The average 30-year fixed rate mortgage is 6.96% today, a decrease of 0.09% since yesterday. The 15-year fixed mortgage rate stands at 6.04%, down by 0.01%. The 30-year FHA mortgage now averages 6.2%, having dropped by 0.11. Meanwhile, the 30-year jumbo mortgage rate is 7.38%, reflecting a decrease of 0.04%.
In brief
Markets appeared to be punch drunk yesterday following a heavy blow from the Federal Reserve on Wednesday. Most of the economic data that morning came in hotter than expected, which would usually push mortgage rates higher.

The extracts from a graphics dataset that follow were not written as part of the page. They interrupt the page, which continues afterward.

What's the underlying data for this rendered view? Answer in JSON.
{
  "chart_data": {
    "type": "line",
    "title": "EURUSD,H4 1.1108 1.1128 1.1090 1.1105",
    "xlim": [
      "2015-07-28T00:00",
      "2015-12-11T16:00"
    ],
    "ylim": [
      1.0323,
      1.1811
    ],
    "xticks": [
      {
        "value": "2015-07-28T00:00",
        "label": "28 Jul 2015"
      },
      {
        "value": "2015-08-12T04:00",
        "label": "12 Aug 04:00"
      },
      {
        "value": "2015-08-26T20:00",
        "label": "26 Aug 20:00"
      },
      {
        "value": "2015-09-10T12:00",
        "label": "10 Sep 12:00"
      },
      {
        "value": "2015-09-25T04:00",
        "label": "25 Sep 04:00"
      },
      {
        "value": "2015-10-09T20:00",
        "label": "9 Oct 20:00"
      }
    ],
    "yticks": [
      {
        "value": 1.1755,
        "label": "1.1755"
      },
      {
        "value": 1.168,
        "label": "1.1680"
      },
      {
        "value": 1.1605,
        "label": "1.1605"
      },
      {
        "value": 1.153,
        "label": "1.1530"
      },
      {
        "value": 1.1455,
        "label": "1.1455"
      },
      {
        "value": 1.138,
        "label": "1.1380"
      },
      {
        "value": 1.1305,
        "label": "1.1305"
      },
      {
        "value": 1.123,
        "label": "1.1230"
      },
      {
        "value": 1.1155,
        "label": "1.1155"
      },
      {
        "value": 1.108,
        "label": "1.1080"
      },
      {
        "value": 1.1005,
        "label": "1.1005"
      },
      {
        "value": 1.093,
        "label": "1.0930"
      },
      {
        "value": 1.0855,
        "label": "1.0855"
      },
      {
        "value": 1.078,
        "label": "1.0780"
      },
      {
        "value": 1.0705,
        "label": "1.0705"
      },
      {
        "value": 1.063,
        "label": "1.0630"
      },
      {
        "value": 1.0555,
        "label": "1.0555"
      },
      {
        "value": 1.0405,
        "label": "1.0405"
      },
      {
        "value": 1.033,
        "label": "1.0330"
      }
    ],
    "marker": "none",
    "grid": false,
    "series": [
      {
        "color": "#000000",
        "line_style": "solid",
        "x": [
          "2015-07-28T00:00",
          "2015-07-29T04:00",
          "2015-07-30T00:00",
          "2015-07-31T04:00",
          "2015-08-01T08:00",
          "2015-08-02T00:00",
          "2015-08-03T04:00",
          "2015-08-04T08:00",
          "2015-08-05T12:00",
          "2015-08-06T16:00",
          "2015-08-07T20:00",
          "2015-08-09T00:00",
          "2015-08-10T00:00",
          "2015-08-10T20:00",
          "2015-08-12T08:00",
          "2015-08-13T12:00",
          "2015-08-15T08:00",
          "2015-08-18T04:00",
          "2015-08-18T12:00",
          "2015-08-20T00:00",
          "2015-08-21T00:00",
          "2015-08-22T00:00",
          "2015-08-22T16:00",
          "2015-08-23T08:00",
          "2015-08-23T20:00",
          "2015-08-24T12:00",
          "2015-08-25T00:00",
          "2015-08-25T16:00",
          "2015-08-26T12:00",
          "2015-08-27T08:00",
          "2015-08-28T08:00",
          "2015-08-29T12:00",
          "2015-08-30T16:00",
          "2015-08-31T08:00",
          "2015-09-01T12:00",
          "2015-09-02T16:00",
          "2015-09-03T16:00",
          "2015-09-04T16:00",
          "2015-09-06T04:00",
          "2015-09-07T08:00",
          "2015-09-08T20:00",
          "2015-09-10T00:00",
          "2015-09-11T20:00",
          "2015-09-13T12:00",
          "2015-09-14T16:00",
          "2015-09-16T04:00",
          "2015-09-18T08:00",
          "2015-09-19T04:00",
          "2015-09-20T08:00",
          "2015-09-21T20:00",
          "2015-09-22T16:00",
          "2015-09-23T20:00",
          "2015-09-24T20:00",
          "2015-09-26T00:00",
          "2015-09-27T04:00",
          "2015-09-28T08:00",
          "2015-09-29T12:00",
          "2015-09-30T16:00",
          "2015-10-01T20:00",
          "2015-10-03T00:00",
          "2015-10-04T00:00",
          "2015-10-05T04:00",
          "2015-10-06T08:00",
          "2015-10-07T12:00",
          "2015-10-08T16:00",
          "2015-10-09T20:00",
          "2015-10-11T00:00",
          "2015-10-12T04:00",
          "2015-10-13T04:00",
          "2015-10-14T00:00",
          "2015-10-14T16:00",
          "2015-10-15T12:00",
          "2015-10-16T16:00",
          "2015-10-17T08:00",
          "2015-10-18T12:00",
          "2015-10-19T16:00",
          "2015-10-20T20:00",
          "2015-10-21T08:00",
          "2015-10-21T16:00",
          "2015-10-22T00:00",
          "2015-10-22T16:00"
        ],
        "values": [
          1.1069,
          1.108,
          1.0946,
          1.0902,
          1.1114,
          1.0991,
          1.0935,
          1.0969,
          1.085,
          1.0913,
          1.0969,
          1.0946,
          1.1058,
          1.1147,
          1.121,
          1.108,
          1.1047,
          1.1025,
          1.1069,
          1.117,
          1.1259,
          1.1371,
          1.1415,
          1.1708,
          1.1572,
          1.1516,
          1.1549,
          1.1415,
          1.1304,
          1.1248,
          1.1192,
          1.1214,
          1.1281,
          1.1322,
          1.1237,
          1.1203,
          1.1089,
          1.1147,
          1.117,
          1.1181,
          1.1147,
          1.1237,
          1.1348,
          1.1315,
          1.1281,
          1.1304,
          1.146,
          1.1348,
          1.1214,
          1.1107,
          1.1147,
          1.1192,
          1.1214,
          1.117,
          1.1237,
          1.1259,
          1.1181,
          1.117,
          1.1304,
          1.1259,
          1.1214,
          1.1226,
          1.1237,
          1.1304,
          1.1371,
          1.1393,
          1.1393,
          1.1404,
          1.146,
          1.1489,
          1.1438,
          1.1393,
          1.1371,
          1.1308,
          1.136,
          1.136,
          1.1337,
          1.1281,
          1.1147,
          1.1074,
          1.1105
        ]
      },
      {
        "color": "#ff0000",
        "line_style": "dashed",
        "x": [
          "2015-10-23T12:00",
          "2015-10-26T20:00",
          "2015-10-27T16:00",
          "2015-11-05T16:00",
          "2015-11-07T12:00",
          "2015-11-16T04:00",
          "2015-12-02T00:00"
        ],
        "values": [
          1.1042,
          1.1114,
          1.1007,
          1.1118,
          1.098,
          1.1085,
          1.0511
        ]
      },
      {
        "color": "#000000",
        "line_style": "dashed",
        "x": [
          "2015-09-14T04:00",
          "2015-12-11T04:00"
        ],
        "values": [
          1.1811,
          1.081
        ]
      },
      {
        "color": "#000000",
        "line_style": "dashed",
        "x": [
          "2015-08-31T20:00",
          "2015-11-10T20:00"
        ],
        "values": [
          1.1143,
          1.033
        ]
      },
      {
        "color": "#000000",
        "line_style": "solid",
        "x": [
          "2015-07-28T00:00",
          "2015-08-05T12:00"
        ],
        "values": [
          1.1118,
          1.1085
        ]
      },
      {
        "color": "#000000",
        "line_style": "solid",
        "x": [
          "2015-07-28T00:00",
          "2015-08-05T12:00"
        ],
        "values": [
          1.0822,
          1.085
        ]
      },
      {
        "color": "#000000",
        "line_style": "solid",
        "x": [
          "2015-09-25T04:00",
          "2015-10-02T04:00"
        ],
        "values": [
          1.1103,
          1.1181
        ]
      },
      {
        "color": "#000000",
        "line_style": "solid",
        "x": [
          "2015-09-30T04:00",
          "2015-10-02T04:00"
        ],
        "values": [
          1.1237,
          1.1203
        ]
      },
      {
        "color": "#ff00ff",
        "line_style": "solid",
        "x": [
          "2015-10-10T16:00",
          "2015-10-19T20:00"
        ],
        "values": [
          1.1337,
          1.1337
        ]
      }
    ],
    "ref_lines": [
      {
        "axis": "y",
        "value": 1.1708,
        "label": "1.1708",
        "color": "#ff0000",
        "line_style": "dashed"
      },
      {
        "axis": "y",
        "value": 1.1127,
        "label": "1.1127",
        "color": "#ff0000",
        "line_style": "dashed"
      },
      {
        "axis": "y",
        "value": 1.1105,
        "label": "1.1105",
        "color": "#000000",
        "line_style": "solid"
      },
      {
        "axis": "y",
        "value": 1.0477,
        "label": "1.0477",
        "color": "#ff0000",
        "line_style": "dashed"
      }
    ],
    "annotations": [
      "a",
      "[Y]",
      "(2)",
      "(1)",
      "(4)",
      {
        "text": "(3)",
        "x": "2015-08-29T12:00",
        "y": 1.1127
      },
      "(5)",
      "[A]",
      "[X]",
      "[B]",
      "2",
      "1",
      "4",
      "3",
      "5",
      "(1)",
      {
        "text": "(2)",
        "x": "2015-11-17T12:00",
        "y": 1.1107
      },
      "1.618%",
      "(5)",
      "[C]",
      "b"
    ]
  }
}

However, those rates barely moved in response. You can see why investors will likely take a minute to absorb the whole new landscape painted by the Fed.
That's especially true while they're dealing with another distraction. AP reports:
"Congress has until midnight Friday [today] to come up with a way to fund the government or federal agencies will shut down, meaning hundreds of thousands of federal employees could be sent home — or stay on the job without pay — just ahead of the holidays.
"Republicans abandoned a bipartisan plan Wednesday to prevent a shutdown after President-elect Donald Trump and billionaire Elon Musk came out against it. Trump told House Speaker Mike Johnson to essentially renegotiate the deal days before a deadline when federal funding runs out."
Republicans have now formulated a slimmed-down bill that Trump has endorsed and that suspends the debt ceiling for two years. But it failed a vote in the House yesterday evening with 38 Republican representatives saying, Nay.
That was no surprise. The Wall Street Journal said earlier in the day, "All day, the leaders of different Republican factions filed into embattled House Speaker Mike Johnson’s (R., La.) office, only to emerge hours later unable or unwilling to answer questions about what’s next."
Even if some form of the bill does eventually pass the House, how will it do in the Senate where Democrats are in the majority?
A shutdown might not be bad for mortgage rates at least in the short term because it would deliver a blow to the economy. But at what cost?
Mortgage Rate Trends: Past 90 Days
Purchase Rates
Loan Type | Rate | APR | Daily Change | Monthly Change |
---|---|---|---|---|
30-Year Fixed | 6.96% | 7% | -0.09% | +0.03% |
15-Year Fixed | 6.04% | 6.11% | -0.01% | +0.04% |
30-Year Fixed FHA | 6.2% | 7.03% | -0.11% | -0.01% |
30-Year Fixed VA | 6.26% | 6.42% | -0.08% | -0.01% |
30-Year Fixed USDA | 6.12% | 6.26% | -0.13% | -0.12% |
30-Year Fixed Jumbo | 7.38% | 7.41% | -0.04% | +-0% |
5/6 Year ARM | 6.83% | 6.86% | -0.02% | +0.15% |
Refinance Rates
Loan Type | Rate | APR | Daily Change | Monthly Change |
---|---|---|---|---|
30-Year Fixed | 7.02% | 7.05% | -0.12% | +0.09% |
15-Year Fixed | 6.03% | 6.1% | -0.01% | +0.19% |
30-Year Fixed FHA | 6.18% | 7.02% | -0.11% | -0.01% |
30-Year Fixed VA | 6.26% | 6.41% | -0.08% | -0.03% |
5/6 Year ARM | 6.84% | 6.88% | -0.04% | +0.1% |
Coming up
Mortgage rates today
So, this morning's question is whether or not markets will pay attention to today's economic data, the more important of which is November's personal consumption expenditures (PCE) price index. There are too many variables for us even to venture an opinion.
These price indexes come with four main components. Two cover the reporting month (November) and the other two are year-over-year figures (Dec. 1, 2023 - Nov. 30, 2024).
Each of these periods comes in two flavors. The first is the straight index, which measures all prices in the survey. And the second is the "core" index, which is the straight index after food and energy prices have been stripped out. Economists argue that those two categories are "noisy" (volatile) and excluding them reveals the underlying trend.
Here's what markets are expecting for those four components:
→ November PCE index — 0.2%, unchanged since October
→ YOY PCE index — 2.5%, up from October's 2.3%
→ November core PCE index — 0.2%, down from October's 0.3%
→ YOY core PCE index — 2.9%, up from October's 2.8%
We'd like to see as many lower-than-expected figures as possible to stand a decent chance of mortgage rates falling.
This morning's other report is the final reading of consumer sentiment in December. It's expected to come in at 74.0, unchanged from the last reading. Again, a figure below 74 might help mortgage rates to fall — assuming investors are paying any attention.
Next week
The holiday week has few reports that typically move mortgage rates. And none that usually moves them far.